A monograph of the same name will soon be released by the think tank, enumerating the choices U.S. policymakers have over Iran. These are the options that emerged from the briefing:
1. Persuasion. Ken Pollack described it as the policy of "carrots and sticks," except keeping silent about the sticks. The biggest downside to this approach is that it cannot work without substantial international support.
2. Engagement. This is different from what Obama is calling "engagement." It is a policy of all carrots and no sticks -- kill them with kindness. This is the approach the United States took with China starting with Nixon's visit in the 1970s. The biggest downside is that the time frame for achieving the U.S. goal (elimination of Iran's nuclear program) is huge, in the span of years to decades.
3. Invasion. There are countless downsides to this approach, mainly that it would require domestic support, which at this point it simply does not have.
4. Air strikes. Though some hard-liners have favored this option, it also has many downsides. To be successful, it would require superb intelligence. And even if it were successful, it would likely only set back Iran's nuclear program by a few years, it would throw support to Iranian hardliners, it is not repeatable (i.e. the United States would be out of options after this if Iran continues its nuclear program). And, most importantly, this option provides no answer to Iran's support for terrorist groups.
5. Israeli air strikes. This option has all of the same downsides as U.S. air strikes, but with a lower chance of success due to Israel's much smaller military.
6. Popular revolution. While the previous options focus mostly on halting Iran's nuclear program, this option implies that the regime itself, not its behavior, is the real problem. Though this is an attractive option, it is impossible to predict and it is hard to know how best to help a fledgling revolution without discrediting or exposing it. Additionally, to succeed, the regime in power must lose the will and/or capacity to use violence, which at this point is not guaranteed.

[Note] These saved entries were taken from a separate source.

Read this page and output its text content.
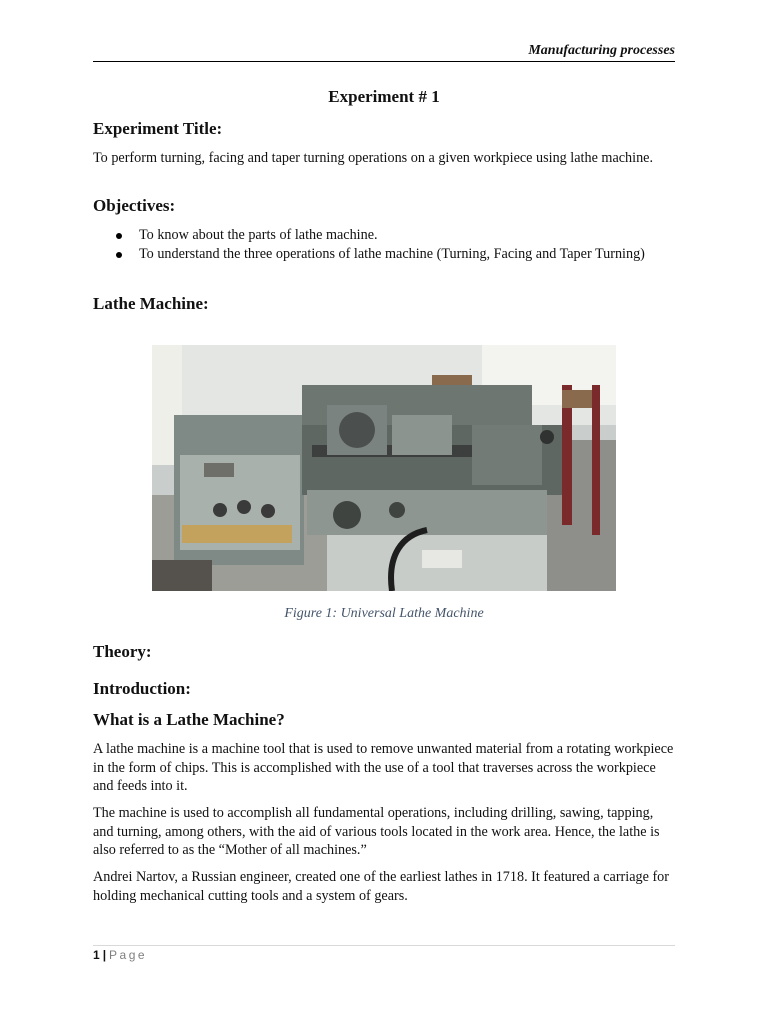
Manufacturing processes
Experiment # 1
Experiment Title:

To perform turning, facing and taper turning operations on a given workpiece using lathe machine.

Objectives:
To know about the parts of lathe machine.
To understand the three operations of lathe machine (Turning, Facing and Taper Turning)
Lathe Machine:
Figure 1: Universal Lathe Machine
Theory:
Introduction:
What is a Lathe Machine?

A lathe machine is a machine tool that is used to remove unwanted material from a rotating workpiece in the form of chips. This is accomplished with the use of a tool that traverses across the workpiece and feeds into it.

The machine is used to accomplish all fundamental operations, including drilling, sawing, tapping, and turning, among others, with the aid of various tools located in the work area. Hence, the lathe is also referred to as the “Mother of all machines.”

Andrei Nartov, a Russian engineer, created one of the earliest lathes in 1718. It featured a carriage for holding mechanical cutting tools and a system of gears.

1 | Page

7. Insurgency. The idea of promoting an insurgency inside Iran to precipitate regime change also appears attractive at first glance, but to be successful we would need to recruit reliable, highly capable people, which are hard to find. Even then, the chance of success is low.
8. Military coup. As with the popular revolution, this option is impossible to predict. Revolutions are spontaneous. It would also require the United States gathering superb intelligence that could be passed on to the coup organizers.
9. Containment. Allow Iran to get a nuclear bomb and simply limit the political damage it might cause because of it. This policy did work during the Cold War. The question is, though: could the United States deter a nuclear Iran?
Suzanne Maloney, one of the co-authors of the monograph, said that she believes the current protests are far more significant than the student protests of 1999 and 2003.
This is the first open, organized opposition movement since the Islamic Revolution, which is highly significant. She stated that two things have led to the current crisis.
First, Ahmadinejad over the course of his term has alienated much of the elite and ruling clerics. And second, people were simply outraged that their government had become so base and corrupt that it would attempt to rig even such a relatively unimportant election (since the president has little real power).
Bruce Riedel, another co-author, stated that, first of all, the vision of Iran as a regional hegemon has been set back greatly by the current events. He then explained that there are three possible scenarios for the future.
First is the "Fizzle Out Scenario." This is what Mossad thinks will happen. The protests will slowly start to decline due to police intimidation, and the situation will become somewhat normal again. Yet even here, the regime will be weaker than it was before the current crisis, since there will be lasting internal strife.
Second is the "Tiananmen Square Scenario": brutal crackdown on the protesters. This is the worst possible outcome for Obama (let alone for the protesters), since it would show that Obama's approach has failed. In this scenario, the United States would likely move towards the "Containment" option, as both parties would be less likely to negotiate. Israel would also likely advocate speeding up efforts to destroy the Iranian nuclear program.
The third scenario is "Change," in whatever form it may come. This would validate the Obama approach, but would still leave Israel nervous until Iran ceases aid to terrorist groups.
Riedel also stated that we can live with a nuclear Iran. It would be unpleasant, but it would be doable. According to him, the regime is not crazy. However, if Iran does get the bomb, it will become much bolder in its foreign policy, somewhat like Pakistan. Iran obtaining a nuke would also likely launch an arms race across the entire Middle East.
The event concluded with all six co-authors of the book stating that they believe Ahmadinejad will be the president three years from now. Current events, they said, will not lead to regime change.